Becoming a burn nurse meant learning to find strength in chaos and humanity in pain.
The first thing that hits you when you cross the threshold of the burn unit is the smell. It’s an assault on the senses, a clashing blend of burnt flesh, antiseptic chemicals, and dressings. I remember thinking that while I didn’t yet know how I felt about being a nurse in the burn unit, I certainly knew how I felt about that smell.
My first shift as a burn nurse
When I walked into the break room to clock in for my first shift, I could feel the other nurses’ attention turn toward me. I was clearly new. My scrubs were bright and new, and my nervous smile hadn’t yet been replaced by the fatigue that comes from consecutive 12-hour shifts. I was a newly graduated nurse, a “baby nurse,” and naivety all but radiated from me.
At 6:53 a.m., the nurses and CNAs lined up to clock in. This unit held a group report each morning before individual patient assignments were made, a routine not common in all units, but essential here.
We reviewed each patient’s wound care requirements and discussed support needs. As I listened, feeling utterly overwhelmed, terms like Silvadene, seven-layer dressing, wet-to-dry, and tank room were casually tossed around. I wondered how I would ever master not just the language but the complex care behind it.
Building more confidence
My 12-week orientation began on the step-down unit, where I cared for patients with large burns or surgical wounds. Slowly but steadily, I learned the fundamentals every nurse needs: time management, prioritization, interdisciplinary communication, and adaptability.
As I gained confidence with routine patient care, I also honed the specialized skills burn care demands, such as admitting fresh burn patients, calculating total body surface area (TBSA), and initiating fluid resuscitation protocols. However, the emotional skills came slower.
The day it all became real
I stood beside the medical isolation cart, suited up in a gown, mask, protective glasses, shoe covers, and a hair net. This would be my first “big burn” patient in the hydrotherapy room, which we called the tank room.
Before we started, I confided my fear to my charge nurse, a seasoned burn nurse with decades of experience.
“It’s just like giving a big bath,” she said calmly.
Sure, if bathing skinless, intubated people was normal, I thought.

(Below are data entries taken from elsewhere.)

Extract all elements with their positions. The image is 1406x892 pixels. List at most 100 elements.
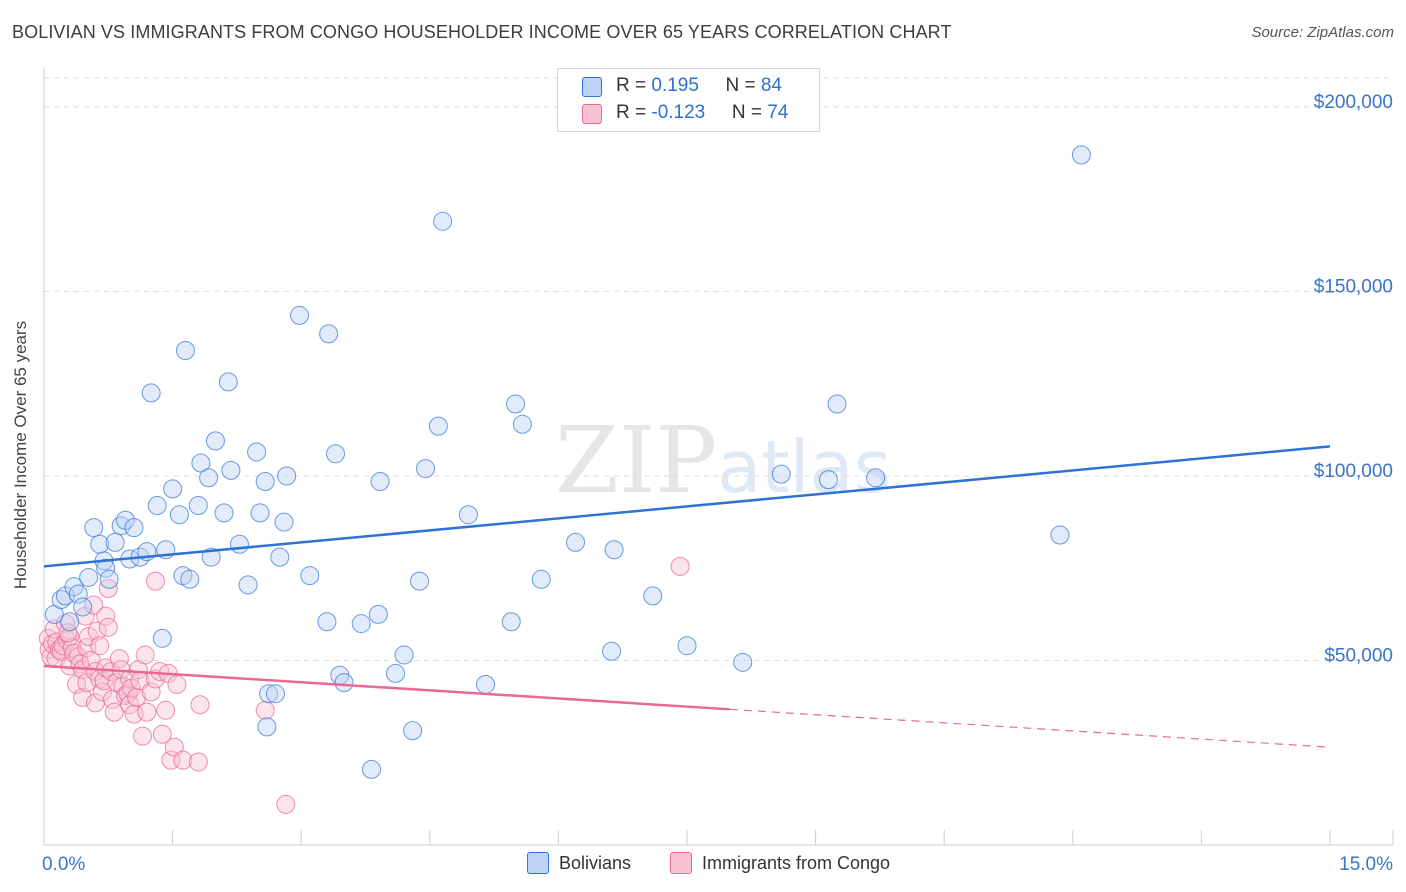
bolivians-point bbox=[317, 612, 337, 632]
bolivians-point bbox=[325, 444, 345, 464]
congo-point bbox=[90, 636, 110, 656]
bolivians-point bbox=[274, 512, 294, 532]
congo-point bbox=[156, 700, 176, 720]
bolivians-point bbox=[163, 479, 183, 499]
bolivians-point bbox=[506, 394, 526, 414]
bolivians-point bbox=[604, 540, 624, 560]
congo-point bbox=[98, 617, 118, 637]
congo-point bbox=[670, 556, 690, 576]
bolivians-point bbox=[512, 414, 532, 434]
bolivians-point bbox=[319, 324, 339, 344]
bolivians-point bbox=[265, 684, 285, 704]
congo-point bbox=[167, 674, 187, 694]
y-tick-label: $100,000 bbox=[1314, 461, 1393, 482]
bolivians-point bbox=[201, 547, 221, 567]
bolivians-point bbox=[96, 558, 116, 578]
y-tick-label: $150,000 bbox=[1314, 276, 1393, 297]
congo-point bbox=[141, 682, 161, 702]
trend-lines bbox=[43, 445, 1331, 748]
congo-point bbox=[137, 702, 157, 722]
bolivians-point bbox=[501, 612, 521, 632]
bolivians-point bbox=[169, 505, 189, 525]
congo-point bbox=[145, 571, 165, 591]
bolivians-point bbox=[218, 372, 238, 392]
bolivians-point bbox=[238, 575, 258, 595]
bolivians-point bbox=[73, 597, 93, 617]
bolivians-point bbox=[677, 636, 697, 656]
bolivians-point bbox=[1071, 145, 1091, 165]
n-label: N = bbox=[725, 75, 761, 96]
bolivians-point bbox=[188, 495, 208, 515]
congo-legend-swatch bbox=[670, 852, 692, 874]
legend-label-congo: Immigrants from Congo bbox=[702, 852, 891, 873]
bolivians-point bbox=[370, 471, 390, 491]
r-label: R = bbox=[616, 75, 652, 96]
bolivians-point bbox=[386, 663, 406, 683]
bolivians-point bbox=[531, 569, 551, 589]
bolivians-point bbox=[771, 464, 791, 484]
bolivians-point bbox=[300, 566, 320, 586]
bolivians-trend-line bbox=[43, 445, 1331, 568]
bolivians-point bbox=[147, 495, 167, 515]
bolivians-point bbox=[643, 586, 663, 606]
y-tick-labels: $50,000 $100,000 $150,000 $200,000 bbox=[1314, 92, 1393, 667]
bolivians-point bbox=[229, 534, 249, 554]
bolivians-point bbox=[60, 612, 80, 632]
x-tick-labels: 0.0% 15.0% bbox=[42, 854, 1393, 875]
bolivians-point bbox=[394, 645, 414, 665]
bolivians-point bbox=[458, 505, 478, 525]
bolivians-point bbox=[368, 604, 388, 624]
congo-point bbox=[96, 606, 116, 626]
series-congo-points bbox=[38, 556, 690, 814]
congo-point bbox=[96, 658, 116, 678]
bolivians-point bbox=[124, 518, 144, 538]
bolivians-point bbox=[99, 569, 119, 589]
chart-title: BOLIVIAN VS IMMIGRANTS FROM CONGO HOUSEH… bbox=[12, 22, 952, 42]
bolivians-swatch bbox=[582, 77, 602, 97]
bolivians-point bbox=[175, 340, 195, 360]
congo-point bbox=[87, 621, 107, 641]
congo-point bbox=[135, 645, 155, 665]
bolivians-point bbox=[362, 759, 382, 779]
x-tick-label-left: 0.0% bbox=[42, 854, 85, 875]
bolivians-point bbox=[289, 305, 309, 325]
bolivians-point bbox=[180, 569, 200, 589]
congo-point bbox=[276, 794, 296, 814]
bolivians-point bbox=[255, 471, 275, 491]
legend-label-bolivians: Bolivians bbox=[559, 852, 632, 873]
congo-point bbox=[255, 700, 275, 720]
bolivians-point bbox=[428, 416, 448, 436]
bolivians-point bbox=[410, 571, 430, 591]
grid-lines bbox=[44, 77, 1393, 661]
bolivians-point bbox=[1050, 525, 1070, 545]
bolivians-point bbox=[105, 532, 125, 552]
bolivians-point bbox=[199, 468, 219, 488]
bolivians-point bbox=[259, 684, 279, 704]
bolivians-point bbox=[68, 584, 88, 604]
y-tick-label: $200,000 bbox=[1314, 92, 1393, 113]
y-tick-label: $50,000 bbox=[1324, 645, 1393, 666]
congo-trend-line-extension bbox=[729, 708, 1331, 748]
bolivians-point bbox=[334, 673, 354, 693]
congo-point bbox=[188, 752, 208, 772]
bolivians-point bbox=[221, 460, 241, 480]
bolivians-point bbox=[277, 466, 297, 486]
bolivians-point bbox=[351, 614, 371, 634]
congo-point bbox=[127, 687, 147, 707]
congo-point bbox=[133, 726, 153, 746]
congo-point bbox=[120, 695, 140, 715]
bolivians-point bbox=[250, 503, 270, 523]
congo-trend-line bbox=[43, 664, 730, 711]
r-value-congo: -0.123 bbox=[651, 102, 706, 123]
watermark-text: ZIPatlas bbox=[555, 407, 891, 514]
bolivians-point bbox=[433, 211, 453, 231]
bolivians-point bbox=[416, 459, 436, 479]
congo-point bbox=[73, 687, 93, 707]
bolivians-point bbox=[191, 453, 211, 473]
congo-point bbox=[152, 724, 172, 744]
n-value-congo: 74 bbox=[767, 102, 789, 123]
legend-item-congo: Immigrants from Congo bbox=[670, 852, 890, 874]
r-value-bolivians: 0.195 bbox=[651, 75, 699, 96]
correlation-legend: R = 0.195 N = 84 R = -0.123 N = 74 bbox=[557, 68, 820, 132]
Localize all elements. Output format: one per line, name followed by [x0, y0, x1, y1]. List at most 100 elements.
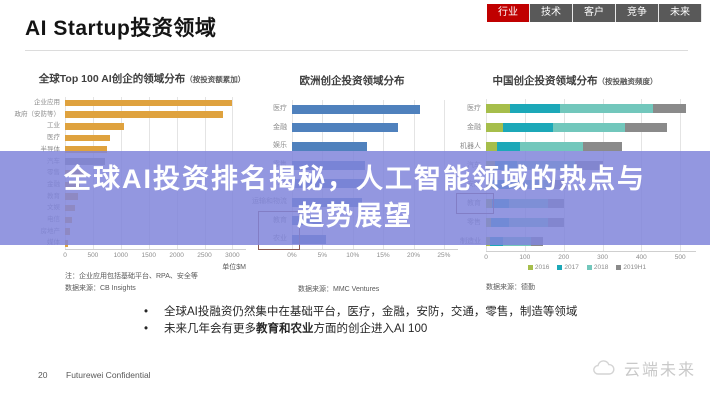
bullet-text-bold: 教育和农业 — [256, 322, 314, 335]
confidential-label: Futurewei Confidential — [66, 370, 151, 380]
category-label: 娱乐 — [273, 142, 287, 150]
bullet-text: 未来几年会有更多教育和农业方面的创企进入AI 100 — [164, 321, 427, 338]
bullet-list: • 全球AI投融资仍然集中在基础平台，医疗，金融，安防，交通，零售，制造等领域 … — [138, 304, 638, 337]
chart-title: 全球Top 100 AI创企的领域分布（按投资额累加） — [28, 68, 256, 87]
bar-segment — [486, 141, 497, 152]
legend-item: 2016 — [527, 264, 549, 271]
x-tick-label: 500 — [87, 252, 99, 260]
tab-2[interactable]: 技术 — [530, 4, 573, 22]
category-label: 医疗 — [47, 134, 60, 142]
chart-subtitle: （按投资额累加） — [185, 75, 246, 84]
headline-line-1: 全球AI投资排名揭秘，人工智能领域的热点与 — [64, 164, 646, 194]
tab-3[interactable]: 客户 — [573, 4, 616, 22]
legend-swatch — [586, 265, 592, 270]
category-label: 金融 — [467, 124, 481, 131]
x-tick-label: 10% — [346, 251, 360, 259]
category-label: 政府（安防等） — [14, 110, 61, 118]
chart-title-text: 全球Top 100 AI创企的领域分布 — [38, 73, 186, 85]
category-label: 医疗 — [467, 105, 481, 112]
x-tick-label: 1000 — [113, 252, 129, 260]
tab-bar: 行业 技术 客户 竞争 未来 — [487, 4, 702, 22]
bar — [292, 123, 399, 133]
chart-note: 注：企业应用包括基础平台、RPA、安全等 — [65, 273, 198, 280]
bullet-text-suffix: 方面的创企进入AI 100 — [313, 322, 428, 335]
x-axis-line — [292, 248, 458, 250]
title-divider — [25, 50, 688, 51]
bar-segment — [583, 141, 622, 152]
x-tick-label: 500 — [674, 254, 686, 261]
tab-1[interactable]: 行业 — [487, 4, 530, 22]
legend-swatch — [616, 265, 622, 270]
chart-source: 数据来源：德勤 — [486, 284, 535, 291]
category-label: 金融 — [273, 123, 287, 131]
bar-segment — [625, 122, 668, 133]
bar — [65, 134, 111, 142]
bar — [65, 99, 233, 107]
x-tick-label: 20% — [407, 251, 421, 259]
x-tick-label: 1500 — [141, 252, 156, 260]
x-tick-label: 0 — [63, 252, 67, 260]
watermark-text: 云端未来 — [623, 362, 696, 379]
bar-segment — [503, 122, 554, 133]
x-tick-label: 0 — [484, 254, 488, 261]
x-tick-label: 3000 — [225, 252, 240, 260]
watermark: 云端未来 — [591, 356, 696, 380]
x-axis-line — [486, 251, 696, 252]
headline-line-2: 趋势展望 — [297, 201, 413, 231]
category-label: 医疗 — [273, 105, 287, 112]
bullet-marker: • — [144, 322, 149, 335]
legend-item: 2018 — [586, 264, 608, 271]
x-axis-line — [65, 249, 246, 251]
bullet-item: • 全球AI投融资仍然集中在基础平台，医疗，金融，安防，交通，零售，制造等领域 — [138, 304, 638, 321]
x-tick-label: 2500 — [197, 252, 212, 260]
axis-unit-label: 单位$M — [222, 264, 246, 271]
chart-source: 数据来源：MMC Ventures — [298, 286, 380, 293]
bullet-marker: • — [144, 306, 149, 318]
bar-segment — [653, 103, 687, 114]
x-tick-label: 0% — [287, 251, 297, 259]
bar — [65, 111, 224, 118]
x-tick-label: 25% — [437, 251, 451, 259]
tab-4[interactable]: 竞争 — [616, 4, 659, 22]
tab-5[interactable]: 未来 — [659, 4, 702, 22]
page-number: 20 — [38, 370, 48, 380]
bar-segment — [510, 103, 560, 114]
bar-segment — [486, 122, 504, 133]
bar — [292, 142, 368, 151]
category-label: 半导体 — [40, 145, 61, 153]
chart-title-text: 欧洲创企投资领域分布 — [299, 75, 405, 87]
category-label: 企业应用 — [34, 99, 60, 106]
x-tick-label: 5% — [317, 251, 328, 259]
chart-source: 数据来源：CB Insights — [65, 285, 136, 292]
legend-swatch — [527, 265, 533, 270]
bullet-item: • 未来几年会有更多教育和农业方面的创企进入AI 100 — [138, 321, 638, 338]
bar — [65, 123, 124, 130]
x-tick-label: 2000 — [169, 252, 184, 260]
cloud-icon — [593, 359, 615, 375]
chart-title: 中国创企投资领域分布（按投融资频度） — [450, 70, 700, 89]
bar-segment — [496, 141, 521, 152]
x-tick-label: 300 — [597, 254, 608, 261]
bar-segment — [553, 122, 626, 133]
x-tick-label: 100 — [519, 254, 531, 261]
bar-segment — [559, 103, 654, 114]
x-tick-label: 400 — [635, 254, 647, 261]
category-label: 工业 — [47, 122, 60, 130]
bar-segment — [520, 141, 584, 152]
page-title: AI Startup投资领域 — [25, 17, 217, 40]
chart-title: 欧洲创企投资领域分布 — [252, 70, 452, 88]
x-tick-label: 15% — [376, 251, 390, 259]
bar — [292, 104, 420, 114]
category-label: 机器人 — [460, 143, 481, 150]
chart-subtitle: （按投融资频度） — [597, 77, 658, 86]
bullet-text: 全球AI投融资仍然集中在基础平台，医疗，金融，安防，交通，零售，制造等领域 — [164, 306, 578, 318]
chart-legend: 2016 2017 2018 2019H1 — [486, 264, 688, 271]
legend-item: 2017 — [557, 264, 579, 271]
bar-segment — [486, 103, 511, 114]
legend-item: 2019H1 — [616, 264, 646, 271]
legend-swatch — [557, 265, 563, 270]
bullet-text-prefix: 未来几年会有更多 — [164, 322, 256, 335]
bar — [65, 146, 108, 153]
x-tick-label: 200 — [558, 254, 570, 261]
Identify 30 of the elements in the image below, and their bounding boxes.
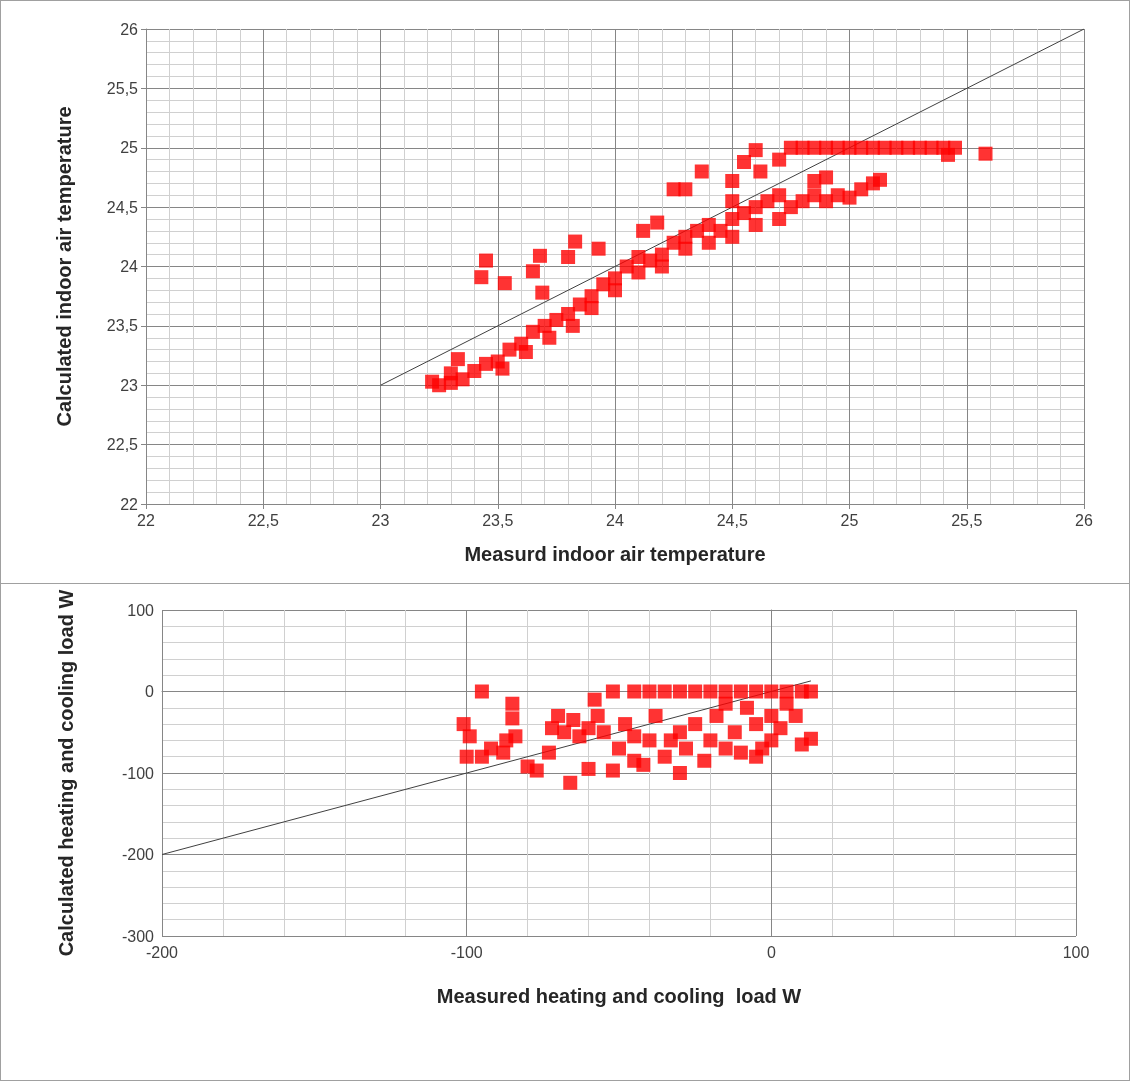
- y-tick-label: -100: [121, 764, 155, 782]
- y-tick-label: 0: [145, 683, 155, 700]
- x-tick-label: 25,5: [951, 511, 983, 529]
- x-tick-label: 0: [766, 943, 776, 961]
- x-tick-label: 25: [840, 511, 859, 529]
- y-tick-label: 25,5: [106, 79, 139, 97]
- y-tick-label: 100: [127, 601, 155, 619]
- y-tick-label: 23,5: [106, 317, 139, 335]
- x-tick-label: 23: [371, 511, 390, 529]
- x-tick-label: -200: [145, 943, 179, 961]
- x-tick-label: 24: [606, 511, 624, 529]
- y-axis-title: Calculated heating and cooling load W: [55, 589, 77, 957]
- x-tick-label: -100: [450, 943, 483, 961]
- x-tick-label: 26: [1075, 511, 1093, 529]
- y-tick-label: 24: [120, 258, 139, 275]
- y-tick-label: 22,5: [106, 436, 139, 454]
- y-tick-label: -200: [121, 846, 155, 863]
- x-tick-label: 100: [1062, 943, 1090, 961]
- x-axis-title: Measurd indoor air temperature: [464, 543, 766, 565]
- y-tick-label: 26: [120, 20, 139, 38]
- x-tick-label: 22,5: [247, 511, 279, 529]
- x-tick-label: 23,5: [482, 511, 514, 529]
- y-tick-label: -300: [121, 927, 155, 945]
- x-tick-label: 24,5: [716, 511, 748, 529]
- y-axis-title: Calculated indoor air temperature: [53, 106, 75, 427]
- y-tick-label: 24,5: [106, 198, 139, 216]
- y-tick-label: 23: [120, 376, 139, 394]
- x-axis-title: Measured heating and cooling load W: [436, 985, 802, 1007]
- y-tick-label: 22: [120, 495, 139, 513]
- y-tick-label: 25: [120, 139, 139, 157]
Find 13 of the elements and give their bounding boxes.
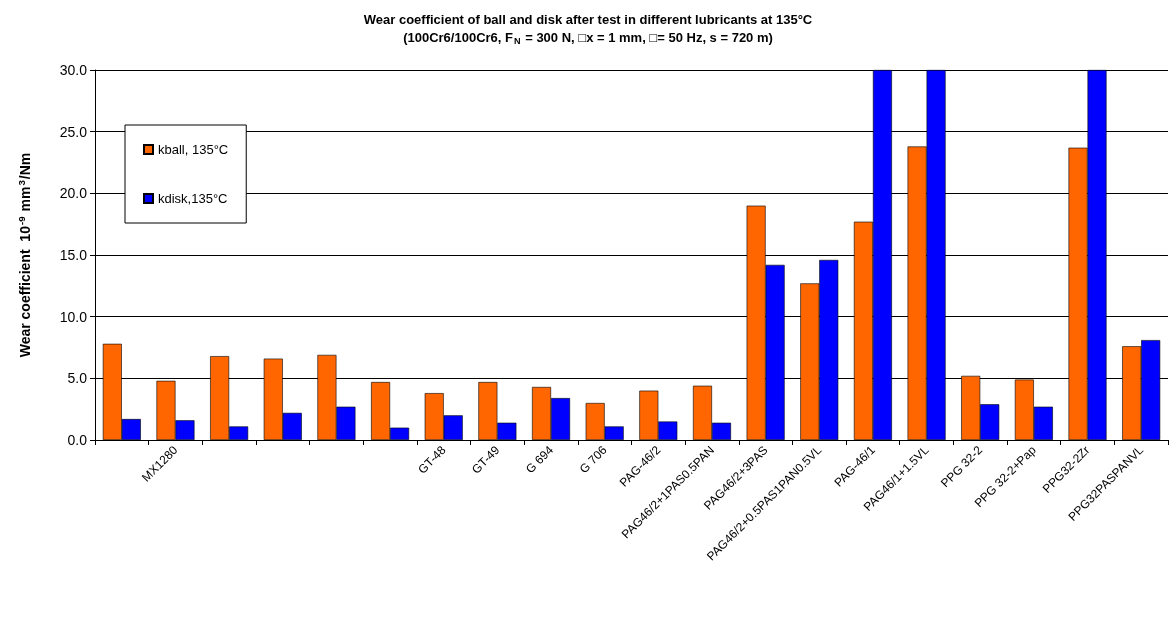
legend-label: kball, 135°C bbox=[158, 142, 229, 157]
y-tick-label: 0.0 bbox=[67, 432, 88, 448]
y-tick-label: 15.0 bbox=[59, 247, 88, 263]
legend-label: kdisk,135°C bbox=[158, 191, 228, 206]
x-tick-label: G 706 bbox=[576, 442, 610, 477]
y-axis-title: Wear coefficient 10-9 mm3/Nm bbox=[15, 152, 33, 358]
y-tick-label: 20.0 bbox=[59, 185, 88, 202]
y-tick-label: 30.0 bbox=[59, 62, 88, 78]
y-tick-label: 10.0 bbox=[59, 308, 88, 325]
x-tick-label: G 694 bbox=[522, 442, 557, 477]
chart-title: Wear coefficient of ball and disk after test in different lubricants at 135°C bbox=[363, 12, 813, 27]
y-tick-label: 5.0 bbox=[67, 370, 88, 387]
y-tick-label: 25.0 bbox=[59, 123, 88, 140]
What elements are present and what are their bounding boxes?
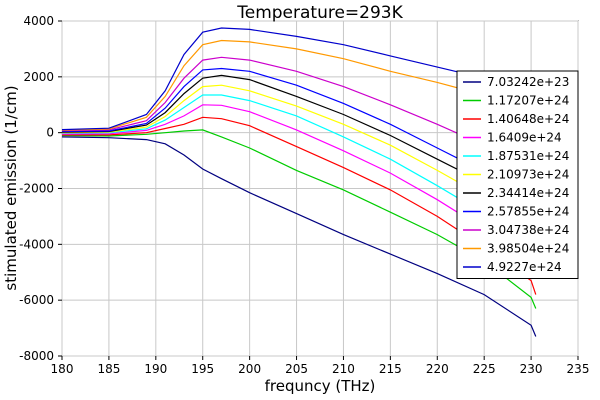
legend-label-0: 7.03242e+23 <box>487 75 569 89</box>
legend-label-10: 4.9227e+24 <box>487 260 562 274</box>
series-line-0 <box>61 136 537 337</box>
x-tick-label: 230 <box>520 362 543 376</box>
x-tick-label: 200 <box>238 362 261 376</box>
y-tick-label: -2000 <box>19 182 54 196</box>
y-tick-label: -4000 <box>19 237 54 251</box>
legend: 7.03242e+23 1.17207e+24 1.40648e+24 1.6409e… <box>456 70 579 279</box>
x-tick-label: 195 <box>191 362 214 376</box>
y-tick-label: -8000 <box>19 349 54 363</box>
x-axis-label: frequncy (THz) <box>265 377 376 395</box>
legend-label-7: 2.57855e+24 <box>487 205 569 219</box>
y-tick-label: 0 <box>46 126 54 140</box>
legend-label-6: 2.34414e+24 <box>487 186 569 200</box>
legend-label-9: 3.98504e+24 <box>487 242 569 256</box>
legend-label-3: 1.6409e+24 <box>487 131 562 145</box>
x-tick-label: 225 <box>473 362 496 376</box>
y-axis-label: stimulated emission (1/cm) <box>2 85 20 290</box>
x-tick-label: 185 <box>97 362 120 376</box>
chart-title: Temperature=293K <box>236 3 403 23</box>
x-tick-label: 205 <box>285 362 308 376</box>
legend-label-8: 3.04738e+24 <box>487 223 569 237</box>
y-tick-label: -6000 <box>19 293 54 307</box>
x-tick-label: 190 <box>144 362 167 376</box>
y-tick-label: 4000 <box>23 14 54 28</box>
x-tick-label: 180 <box>51 362 74 376</box>
y-tick-label: 2000 <box>23 70 54 84</box>
x-tick-label: 215 <box>379 362 402 376</box>
axes: 180 185 190 195 200 205 210 215 220 225 230 235 -800… <box>19 14 589 376</box>
legend-label-5: 2.10973e+24 <box>487 168 569 182</box>
legend-label-1: 1.17207e+24 <box>487 94 569 108</box>
x-tick-label: 220 <box>426 362 449 376</box>
legend-label-2: 1.40648e+24 <box>487 112 569 126</box>
x-tick-label: 210 <box>332 362 355 376</box>
legend-label-4: 1.87531e+24 <box>487 149 569 163</box>
x-tick-label: 235 <box>567 362 590 376</box>
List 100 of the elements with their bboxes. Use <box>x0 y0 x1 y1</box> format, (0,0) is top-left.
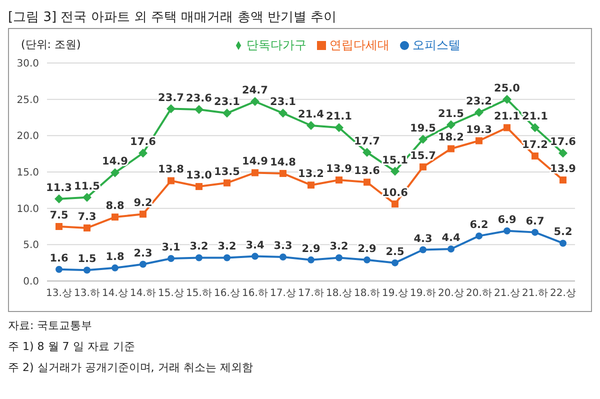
data-label: 1.6 <box>50 252 68 264</box>
data-label: 13.6 <box>354 165 380 178</box>
data-label: 1.8 <box>106 250 124 263</box>
y-tick-label: 30.0 <box>16 58 39 70</box>
point <box>56 266 62 273</box>
data-label: 11.5 <box>74 180 100 192</box>
legend-label: 단독다가구 <box>246 38 306 52</box>
point <box>336 254 342 262</box>
point <box>392 259 398 266</box>
point <box>420 163 426 170</box>
point <box>420 246 426 254</box>
point <box>140 210 146 218</box>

Earlier, we’d heard that a young man was in route via helicopter with burns covering over 90% of his body. All day, the thought of his arrival weighed on my mind.
When the unit’s double doors slammed open, a type of organized chaos ensued. The smell of gasoline was overwhelming. On the stretcher lay a young man, barely out of his teens, lying in a puddle of fuel. All his skin was nearly gone. He’d been intubated in the field. The only intact skin left was on the palms of his hands and a narrow strip down his spine. We later learned he survived a suicide attempt.
That day, I learned to compartmentalize, an emotional skill I couldn’t afford to develop slowly. If I were going to be present and provide care in this impossible situation, I had to focus.
The road to recovery
The patient’s procedure lasted for hours. We flushed gasoline from his stomach, attempted to place IVs and an arterial line, debrided his burns, and drained blistering wounds. Several nurses had to be treated in the ER for fume inhalation. We rotated in and out of the 95-degree tank room to avoid overheating, a critical environmental setting for burn patients who can no longer regulate their own temperature. It was brutal.
I remember wheeling him to his room. I remember holding his hand and praying. The prognosis was grim. Multisystem organ failure was expected if the burns didn’t claim him first.
I cried all the way home. I never expected him to survive the night.
But he did. And then the next night. And the next.
He became a fixture in our unit. He endured multiple surgeries, infections, and setbacks. He stayed with us for over six months before being discharged to rehab.
Over those months, I became more confident, not only in his wound care but in caring for all the patients we admitted. I began to feel proficient. But most important of all, I discovered something else: a deep, unshakable passion for trauma nursing.
Lessons learned and knowledge gained as a burn nurse
The knowledge I obtained was invaluable, but what stayed with me more than any protocol or procedure was the resilience of the human spirit. That young man who had arrived, barely alive, became the moment I stopped being afraid. The moment I stopped wondering if I could do this job, I started knowing that I could.
His survival wasn’t just a triumph over injury. It was proof that healing is possible even in the darkest, most hopeless circumstances.
For him, that meant skin grafts, surgeries, and the long, painful journey back to life. For me, it meant learning to find hope in heartbreak, strength in chaos, and purpose in pain. It was the beginning of a fulfilling and challenging career filled with trials, challenges, and healing. It was the beginning of becoming a nurse.
Now, when the double doors burst open and that familiar smell hits me, I don’t flinch. I take a breath, put on my gown, and step forward, not with naivety, but with confidence. Because behind every devastating wound is a human being — fragile, resilient, and worth every ounce of care. And I know I am exactly where I’m meant to be.